The Wasserstein distance between P and Q is defined as the minimum cost of transporting the mass from P to Q:

**W(P,Q) = inf Σi,j (T(i,j) * c(xi,yj))**

Optimal transport is often computationally expensive, especially when dealing with large datasets or continuous distributions. Therefore, researchers have developed several algorithms for discrete optimal transport, where the distributions are defined on a finite set of points.

Discrete optimal transport involves finding an optimal transport plan between two discrete distributions P and Q. The optimal transport plan can be found using algorithms such as the Hungarian algorithm, Sinkhorn-Knopp algorithm, or the entropic regularization method.

The Hungarian algorithm is a classic algorithm for the assignment problem, which is a special case of the optimal transport problem. The algorithm finds the optimal one-to-one assignment between two sets of points that minimizes the total cost of assignments.

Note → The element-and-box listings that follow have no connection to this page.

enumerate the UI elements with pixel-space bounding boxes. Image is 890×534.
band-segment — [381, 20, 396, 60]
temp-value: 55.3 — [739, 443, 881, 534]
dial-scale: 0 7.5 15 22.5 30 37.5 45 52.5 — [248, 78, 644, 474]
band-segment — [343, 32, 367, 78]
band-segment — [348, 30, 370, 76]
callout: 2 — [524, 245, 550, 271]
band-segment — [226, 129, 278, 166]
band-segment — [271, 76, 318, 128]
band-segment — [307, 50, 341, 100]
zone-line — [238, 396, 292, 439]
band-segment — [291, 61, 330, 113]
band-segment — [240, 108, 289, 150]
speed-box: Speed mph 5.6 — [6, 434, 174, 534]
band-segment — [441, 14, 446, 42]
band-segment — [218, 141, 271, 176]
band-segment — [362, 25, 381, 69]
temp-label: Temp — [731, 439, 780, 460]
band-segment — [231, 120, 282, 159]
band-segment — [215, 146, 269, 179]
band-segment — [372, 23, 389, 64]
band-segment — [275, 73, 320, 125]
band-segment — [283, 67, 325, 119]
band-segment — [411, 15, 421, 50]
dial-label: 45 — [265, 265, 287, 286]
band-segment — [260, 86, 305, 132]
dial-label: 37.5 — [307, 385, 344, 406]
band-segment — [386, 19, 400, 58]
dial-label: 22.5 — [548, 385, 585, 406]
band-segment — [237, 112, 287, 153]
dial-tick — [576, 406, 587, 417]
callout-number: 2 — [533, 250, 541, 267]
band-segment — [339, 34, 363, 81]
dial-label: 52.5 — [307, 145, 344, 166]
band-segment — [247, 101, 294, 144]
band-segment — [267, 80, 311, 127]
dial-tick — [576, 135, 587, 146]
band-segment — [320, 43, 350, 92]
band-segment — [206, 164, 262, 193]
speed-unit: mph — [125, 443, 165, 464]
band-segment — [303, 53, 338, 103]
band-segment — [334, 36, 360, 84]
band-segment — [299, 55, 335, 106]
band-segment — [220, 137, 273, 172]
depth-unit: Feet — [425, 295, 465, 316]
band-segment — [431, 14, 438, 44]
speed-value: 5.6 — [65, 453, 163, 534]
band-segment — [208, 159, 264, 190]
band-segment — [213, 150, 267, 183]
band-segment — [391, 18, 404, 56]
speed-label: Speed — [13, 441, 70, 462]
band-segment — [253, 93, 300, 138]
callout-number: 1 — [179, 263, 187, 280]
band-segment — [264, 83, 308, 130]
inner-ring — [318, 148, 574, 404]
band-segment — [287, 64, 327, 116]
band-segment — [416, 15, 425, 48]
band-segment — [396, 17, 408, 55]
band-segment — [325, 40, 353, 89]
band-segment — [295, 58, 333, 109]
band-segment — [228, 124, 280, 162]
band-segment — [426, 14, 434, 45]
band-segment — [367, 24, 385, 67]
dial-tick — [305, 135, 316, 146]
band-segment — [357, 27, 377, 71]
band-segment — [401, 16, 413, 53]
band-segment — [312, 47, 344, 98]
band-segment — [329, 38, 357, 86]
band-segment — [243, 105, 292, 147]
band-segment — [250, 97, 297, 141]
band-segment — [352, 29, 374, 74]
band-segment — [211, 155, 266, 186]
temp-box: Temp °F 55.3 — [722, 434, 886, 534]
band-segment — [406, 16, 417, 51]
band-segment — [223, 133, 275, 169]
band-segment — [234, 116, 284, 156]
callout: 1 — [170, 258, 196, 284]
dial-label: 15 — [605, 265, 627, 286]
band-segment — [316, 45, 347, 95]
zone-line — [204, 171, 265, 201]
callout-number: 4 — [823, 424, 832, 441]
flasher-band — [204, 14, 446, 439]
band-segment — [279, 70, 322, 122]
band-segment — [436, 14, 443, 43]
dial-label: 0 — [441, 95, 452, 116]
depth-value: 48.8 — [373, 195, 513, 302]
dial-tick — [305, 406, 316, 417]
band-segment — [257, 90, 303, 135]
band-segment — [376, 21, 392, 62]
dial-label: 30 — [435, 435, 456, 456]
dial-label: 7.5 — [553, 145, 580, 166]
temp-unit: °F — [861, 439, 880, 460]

The Sinkhorn-Knopp algorithm is an iterative algorithm that can be used to efficiently compute the optimal transport plan. The algorithm is based on matrix scaling, where the transportation matrix T is repeatedly scaled until it satisfies certain constraints.

The entropic regularization method is a recent algorithm that has gained popularity in the machine learning community. The method involves adding an entropy regularization term to the cost function, which makes the optimization problem convex and leads to faster convergence.

Optimal transport is a powerful mathematical concept that has many applications in various fields. It provides a way to quantitatively measure the similarity between two distributions and find an optimal way to transport the mass from one distribution to another. Optimal transport has also been used to solve various problems in computer vision, machine learning, and economics.

The math behind optimal transport can be quite complex, but researchers have developed several algorithms for discrete optimal transport that can efficiently compute the optimal transport plan. Such discrete optimal transport algorithms have found a wide range of applications in various fields, including computer vision and machine learning.